SAP legge una svolta nel modo in cui le imprese stanno affrontando l’intelligenza artificiale: non più soltanto esperimenti, dimostrazioni isolate o scommesse tecnologiche, ma iniziative che iniziano a spostarsi verso la produzione. Per David Robinson, presidente di SAP North America, le aziende stanno cercando di capire come trasformare l’innovazione in valore scalabile, con un’attenzione più concreta al ritorno sugli investimenti e all’impatto operativo.
Il cambio di passo emerge dal confronto con i clienti incontrati a SAP Sapphire in maggio. Robinson descrive una fase in cui molte organizzazioni stanno iniziando a vedere l’AI non come un esercizio teorico, ma come una leva funzionale per modificare processi, modelli IT e capacità competitive. L’obiettivo non è più solo provare una tecnologia emergente, ma capire dove può rendere l’impresa più efficace, differenziata e capace di ridurre costi, rischi e tempi nei percorsi di modernizzazione.
La trasformazione, però, non viene presentata come un salto improvviso. Robinson parla di passi più maturi, ma ancora misurati: le imprese stanno andando oltre i primi tentativi, senza abbracciare l’AI in modo indiscriminato. Il punto centrale diventa quanto spazio concedere all’automazione nel rapporto tra IT e business, e come integrare nuove capacità dentro applicazioni e processi già esistenti. In questa fase, l’AI generativa è vista soprattutto come uno strumento per aggiornare il funzionamento dell’impresa, non come un livello separato dall’operatività quotidiana.
Un ruolo sempre più visibile è quello degli agenti AI. Robinson sostiene che questi sistemi siano maturati nella gestione di specifici processi di business: possono analizzare informazioni, formulare raccomandazioni e, in alcuni casi, prendere decisioni proattive con un intervento umano limitato, sulla base di input precedenti.
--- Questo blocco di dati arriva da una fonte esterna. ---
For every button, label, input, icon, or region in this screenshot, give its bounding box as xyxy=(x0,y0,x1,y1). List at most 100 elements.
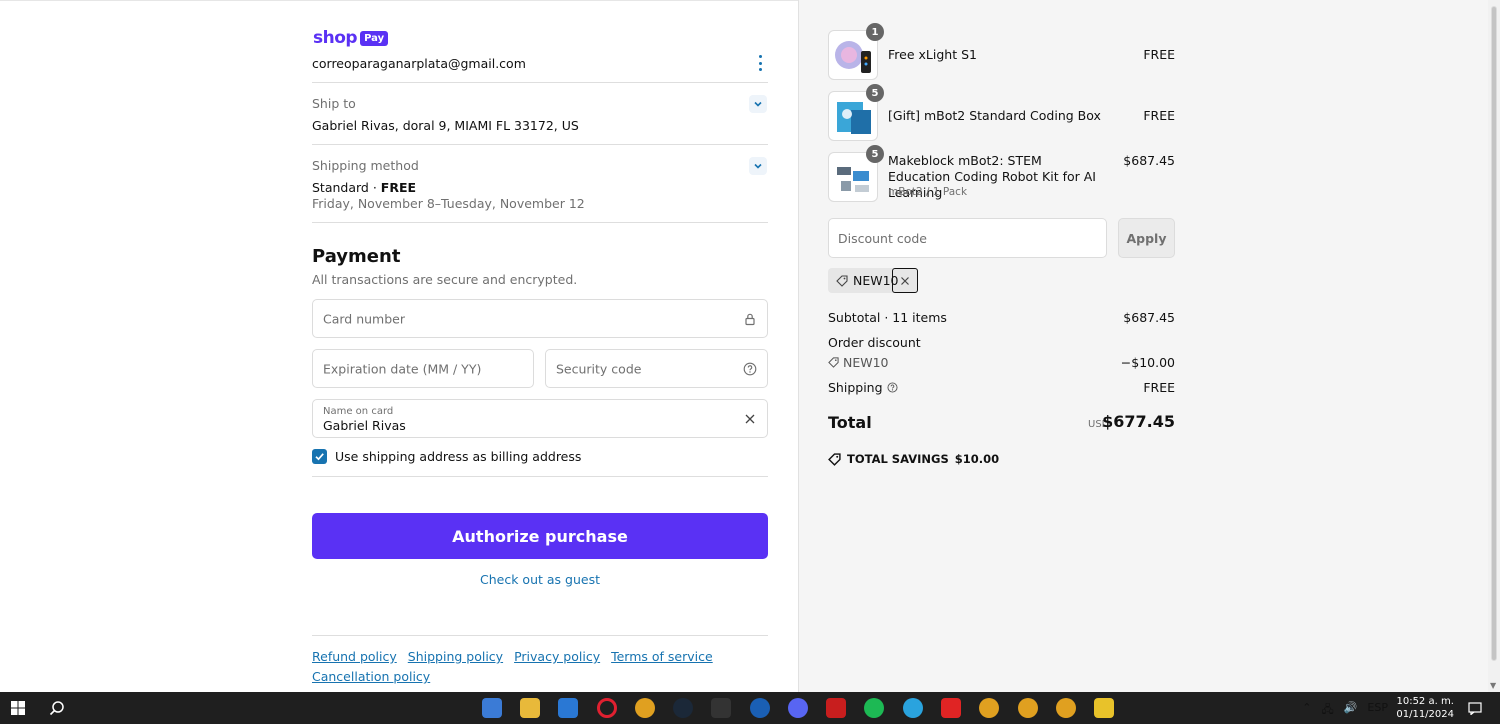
ship-to-address: Gabriel Rivas, doral 9, MIAMI FL 33172, … xyxy=(312,118,579,133)
billing-address-checkbox[interactable] xyxy=(312,449,327,464)
chrome-icon[interactable] xyxy=(979,698,999,718)
app-icon[interactable] xyxy=(750,698,770,718)
security-code-field[interactable]: Security code xyxy=(545,349,768,388)
help-circle-icon[interactable] xyxy=(886,382,898,393)
help-circle-icon[interactable] xyxy=(743,362,757,376)
shipping-row: Shipping FREE xyxy=(828,380,1175,395)
file-explorer-icon[interactable] xyxy=(520,698,540,718)
network-icon[interactable]: 🖧 xyxy=(1321,701,1333,720)
order-item: 5 [Gift] mBot2 Standard Coding Box FREE xyxy=(828,84,1175,141)
scroll-down-icon[interactable]: ▼ xyxy=(1490,681,1496,690)
notifications-icon[interactable] xyxy=(1465,698,1485,718)
item-variant: mBot2 / 1 Pack xyxy=(888,186,968,198)
privacy-policy-link[interactable]: Privacy policy xyxy=(514,649,600,664)
discord-icon[interactable] xyxy=(788,698,808,718)
shipping-method-dates: Friday, November 8–Tuesday, November 12 xyxy=(312,196,585,211)
subtotal-value: $687.45 xyxy=(1123,310,1175,325)
checkout-as-guest-link[interactable]: Check out as guest xyxy=(312,572,768,587)
item-name: Free xLight S1 xyxy=(888,47,977,62)
shipping-method-expand-button[interactable] xyxy=(749,157,767,175)
subtotal-row: Subtotal · 11 items $687.45 xyxy=(828,310,1175,325)
discount-code-row: NEW10 −$10.00 xyxy=(828,355,1175,370)
shipping-method-name: Standard · FREE xyxy=(312,180,416,195)
item-price: FREE xyxy=(1143,47,1175,62)
clock[interactable]: 10:52 a. m. 01/11/2024 xyxy=(1396,695,1454,721)
app-yellow-icon[interactable] xyxy=(1094,698,1114,718)
subtotal-label: Subtotal · 11 items xyxy=(828,310,947,325)
cancellation-policy-link[interactable]: Cancellation policy xyxy=(312,669,430,684)
language-indicator[interactable]: ESP xyxy=(1367,701,1388,720)
windows-start-icon[interactable] xyxy=(8,698,28,718)
card-number-placeholder: Card number xyxy=(323,311,406,326)
chevron-down-icon xyxy=(754,163,762,169)
divider xyxy=(312,82,768,83)
discount-code-name: NEW10 xyxy=(842,355,889,370)
authorize-purchase-button[interactable]: Authorize purchase xyxy=(312,513,768,559)
expiration-date-field[interactable]: Expiration date (MM / YY) xyxy=(312,349,534,388)
name-on-card-field[interactable]: Name on card Gabriel Rivas xyxy=(312,399,768,438)
discount-code-input[interactable]: Discount code xyxy=(828,218,1107,258)
shipping-method-label: Shipping method xyxy=(312,158,419,173)
clear-icon[interactable] xyxy=(743,412,757,426)
refund-policy-link[interactable]: Refund policy xyxy=(312,649,397,664)
spotify-icon[interactable] xyxy=(864,698,884,718)
order-item: 1 Free xLight S1 FREE xyxy=(828,23,1175,80)
scrollbar-thumb[interactable] xyxy=(1491,6,1497,661)
security-code-placeholder: Security code xyxy=(556,361,642,376)
chrome-icon[interactable] xyxy=(635,698,655,718)
checkmark-icon xyxy=(315,453,324,461)
clock-date: 01/11/2024 xyxy=(1396,709,1454,720)
shipping-value: FREE xyxy=(1143,380,1175,395)
ship-to-expand-button[interactable] xyxy=(749,95,767,113)
lock-icon xyxy=(745,313,755,325)
page-scrollbar[interactable]: ▼ xyxy=(1488,0,1500,692)
payment-title: Payment xyxy=(312,246,401,267)
store-icon[interactable] xyxy=(482,698,502,718)
name-on-card-value: Gabriel Rivas xyxy=(323,418,406,433)
shipping-policy-link[interactable]: Shipping policy xyxy=(408,649,503,664)
app-red-icon[interactable] xyxy=(941,698,961,718)
chevron-up-icon[interactable]: ⌃ xyxy=(1302,701,1311,720)
quantity-badge: 5 xyxy=(866,145,884,163)
divider xyxy=(312,144,768,145)
terms-of-service-link[interactable]: Terms of service xyxy=(611,649,713,664)
checkout-as-guest-label: Check out as guest xyxy=(480,572,600,587)
total-label: Total xyxy=(828,413,872,432)
tag-icon xyxy=(836,274,848,287)
volume-icon[interactable]: 🔊 xyxy=(1344,701,1358,720)
epic-games-icon[interactable] xyxy=(711,698,731,718)
policy-links: Refund policy Shipping policy Privacy poli… xyxy=(312,647,768,687)
divider xyxy=(312,222,768,223)
system-tray: ⌃ 🖧 🔊 ESP xyxy=(1302,701,1388,720)
checkout-form-panel: shop Pay correoparaganarplata@gmail.com … xyxy=(0,0,798,692)
close-icon xyxy=(901,276,909,285)
item-name: [Gift] mBot2 Standard Coding Box xyxy=(888,108,1101,123)
mail-icon[interactable] xyxy=(558,698,578,718)
windows-taskbar: ⌃ 🖧 🔊 ESP 10:52 a. m. 01/11/2024 xyxy=(0,692,1500,724)
search-icon[interactable] xyxy=(47,698,67,718)
shop-logo-pay: Pay xyxy=(360,30,389,46)
shop-pay-logo: shop Pay xyxy=(313,28,389,48)
divider xyxy=(312,476,768,477)
telegram-icon[interactable] xyxy=(903,698,923,718)
payment-subtitle: All transactions are secure and encrypte… xyxy=(312,272,578,287)
order-item: 5 Makeblock mBot2: STEM Education Coding… xyxy=(828,145,1175,212)
billing-address-label[interactable]: Use shipping address as billing address xyxy=(335,449,581,464)
quantity-badge: 5 xyxy=(866,84,884,102)
steam-icon[interactable] xyxy=(673,698,693,718)
discount-value: −$10.00 xyxy=(1120,355,1175,370)
remove-discount-button[interactable] xyxy=(892,268,918,293)
total-savings: TOTAL SAVINGS $10.00 xyxy=(828,452,999,466)
apply-discount-button[interactable]: Apply xyxy=(1118,218,1175,258)
order-discount-row: Order discount xyxy=(828,335,1175,350)
chrome-icon[interactable] xyxy=(1056,698,1076,718)
opera-icon[interactable] xyxy=(597,698,617,718)
discount-code-placeholder: Discount code xyxy=(838,231,927,246)
name-on-card-label: Name on card xyxy=(323,406,394,417)
game-icon[interactable] xyxy=(826,698,846,718)
chevron-down-icon xyxy=(754,101,762,107)
chrome-icon[interactable] xyxy=(1018,698,1038,718)
card-number-field[interactable]: Card number xyxy=(312,299,768,338)
applied-discount-chip: NEW10 xyxy=(828,268,918,293)
more-options-icon[interactable] xyxy=(755,55,765,71)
Inseriti nei cicli produttivi, gli agenti possono contribuire ad accorciare il time-to-delivery e a modificare il modo in cui le aziende costruiscono la propria strategia.
Questa evoluzione mette in discussione anche alcuni modelli classici di sviluppo prodotto. Secondo Robinson, le roadmap costruite funzione per funzione potrebbero contare meno rispetto a due elementi: interoperabilità e disponibilità di agenti affidabili, competenti e integrabili nei flussi aziendali. In altre parole, l’impresa non guarda più solo alla singola funzionalità AI, ma alla capacità di orchestrare modelli, dati, workflow e sistemi legacy in un ambiente coerente.
La stessa SAP sta lavorando su questo incrocio tra intelligenza artificiale e mondo fisico attraverso l’iniziativa Autonomous Enterprise. L’approccio combina agenti AI con una piattaforma per l’orchestrazione di dati e workflow, a supporto di attività operative concrete. Robinson cita l’esempio di un retailer che deve progettare e produrre cappelli personalizzati con monogramma per i consumatori: un caso che mostra come l’automazione possa entrare in processi che collegano configurazione del prodotto, dati, produzione e relazione con il cliente.
Il tema tocca anche l’architettura dei sistemi aziendali. Robinson, promosso al ruolo attuale in gennaio dopo 22 anni in azienda, afferma che i feedback di CTO e CIO indicano un reset delle agende AI, favorito dall’arrivo di nuove funzionalità. Alcune imprese stanno consolidando sistemi più vecchi o valutando come mantenere ambienti ERP personalizzati per poter sfruttare risorse autonome. Per Robinson, questo lavoro preparatorio è un prerequisito per la prossima fase.
Resta aperta la questione della scelta dei modelli. Dopo una lunga fase di sperimentazione con provider di servizi, provider di modelli e soluzioni AI molto specifiche, le aziende chiedono ora quale qualità di risultato possano ottenere nei processi reali. Robinson sposta l’attenzione dalla domanda su quanto siano buoni i singoli modelli alla capacità di curarli, combinarli e adattarli all’interno di un ecosistema enterprise più ampio.
La direzione indicata da SAP è quella di un’AI aziendale meno dimostrativa e più incorporata nei meccanismi operativi. Gli esperimenti non scompaiono, ma vengono giudicati sempre più in base alla capacità di scalare, integrarsi e produrre valore misurabile. Per le imprese, la partita si sposta dalla prova della tecnologia alla disciplina con cui modelli, agenti e sistemi vengono governati dentro processi affidabili.